Primeiro o público escolhe o moderador de entre um lote de seis actores. Depois, aquele a quem saiu a fava dá letras (A, B, C, D, E) enquanto anuncia – assim entre o tom de voz de videojogo e uma gravação de apoio ao cliente, se quer que este actor seja a personagem A prima a tecla zero – que neste espectáculo não há tempo.

Há um grupo de amigos, que também são letras/personagens, que vem passar uns dias de Verão à casa de família de um deles a 300 quilómetros de Lisboa. Isso sabemos. O resto, o que vai acontecer, saberemos depois. Mais: escolheremos mais tarde. Sim, que Youth, espectáculo da estrutura [In]quietArte de Leonardo Garibaldi e Filipe Abreu, é mais uma experiência do que uma narrativa. A encenação é precisamente de Leonardo Garibaldi e o texto, bom, o texto não existe.
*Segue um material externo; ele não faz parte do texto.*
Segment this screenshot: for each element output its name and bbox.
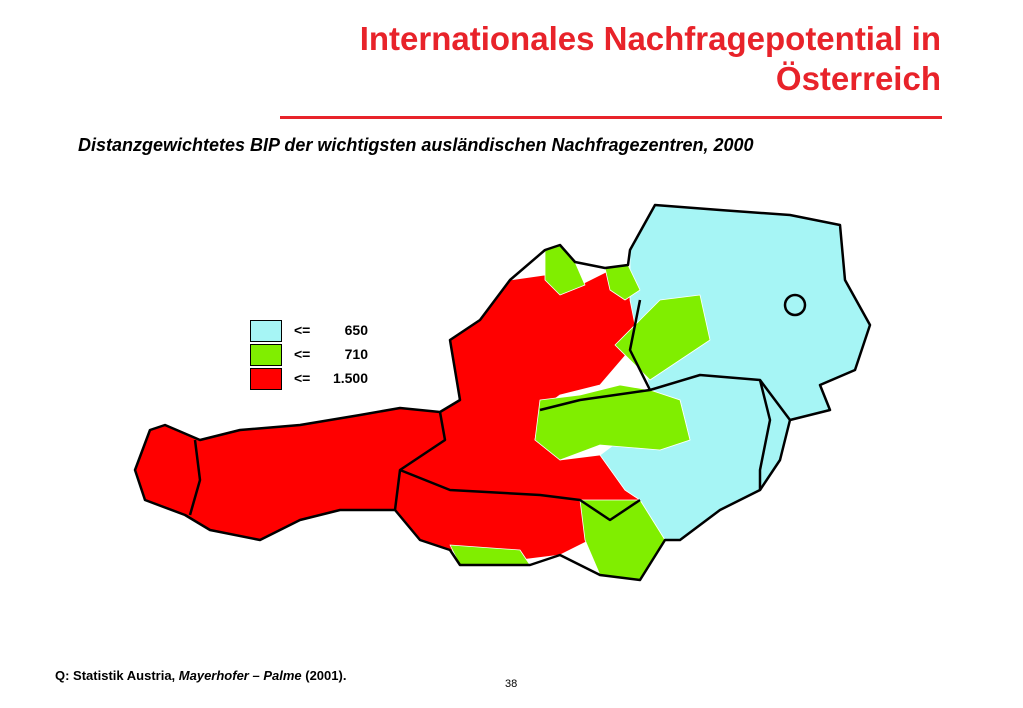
legend-label: 650	[344, 322, 368, 338]
state-border	[628, 299, 652, 391]
page-number: 38	[505, 678, 518, 690]
title-line: Österreich	[775, 60, 941, 97]
legend-label: 1.500	[332, 370, 368, 386]
subtitle: Distanzgewichtetes BIP der wichtigsten a…	[78, 135, 754, 155]
source-authors: Mayerhofer – Palme	[178, 668, 302, 683]
state-border	[399, 468, 641, 522]
state-border	[393, 411, 447, 511]
state-border	[539, 373, 791, 421]
legend-label: 710	[344, 346, 368, 362]
region-mid	[534, 384, 691, 461]
state-border	[188, 439, 202, 516]
legend-symbol: <=	[294, 370, 311, 386]
title-line: Internationales Nachfragepotential in	[359, 20, 941, 57]
legend-swatch	[250, 320, 282, 342]
source: Q: Statistik Austria, Mayerhofer – Palme…	[55, 668, 346, 683]
source-year: (2001).	[305, 668, 347, 683]
source-prefix: Q: Statistik Austria,	[55, 668, 176, 683]
title-rule	[280, 116, 942, 119]
state-border	[758, 379, 772, 490]
legend-symbol: <=	[294, 346, 311, 362]
legend-swatch	[250, 344, 282, 366]
vienna-border	[783, 293, 807, 317]
legend-swatch	[250, 368, 282, 390]
legend-symbol: <=	[294, 322, 311, 338]
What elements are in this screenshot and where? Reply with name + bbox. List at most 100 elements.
O moderador dá a ordem para que se faça a primeira cena. Os amigos entram na tal casa e o anfitrião sugere as regras de utilização, normalmente todos se descalçam, conhecem a casa de banho, o quarto, a varanda, a cozinha, a sala. Montam-se as camas – aquela coisa improvisada com colchões tripartidos e sacos-cama – e vai-se comprar o jantar. Ora estas são algumas das marcações definidas, mas tudo o que é dito pelo elenco é dito de improviso e a cada récita a coisa pode ir de “há wi-fi?” a “estou a tentar ser vegetariana, por mim jantamos soja”.

Às tantas o moderador manda parar a cena e pergunta ao elenco e ao público o que acharam, o que gostavam de ver diferente. E assim sucessivamente, a cada cena, neste jogo-espectáculo. “Isto teve para ser uma adaptação de Romeu e Julieta, meio assim Morangos com Açúcar, de um grupo de amigos que vão passar umas férias. Mas o espectáculo foi crescendo e fiquei muito mais interessado na experiência, como é que vou criar um diálogo com o público. Há um objectivo para cada cena, isto é, eles sabem que têm que ir a esses sítios, a forma como chegam lá é que muda sempre”, explica Leonardo.

E muda mesmo. Para quem está na plateia a ser provocado, vá por nós, isto não é como ir ver uma peça onde estamos confortáveis no escuro da nossa cadeira. A coisa enerva, porque, como em tudo, os afectos rapidamente mostram o tornozelo e às tantas já queremos que B ou C sejam felizes e que D morra. Sim, porque o moderador, numa das pausas, também nos diz que no final há alguém que morre. Não precisa de ser daqui, mas há alguém que morre.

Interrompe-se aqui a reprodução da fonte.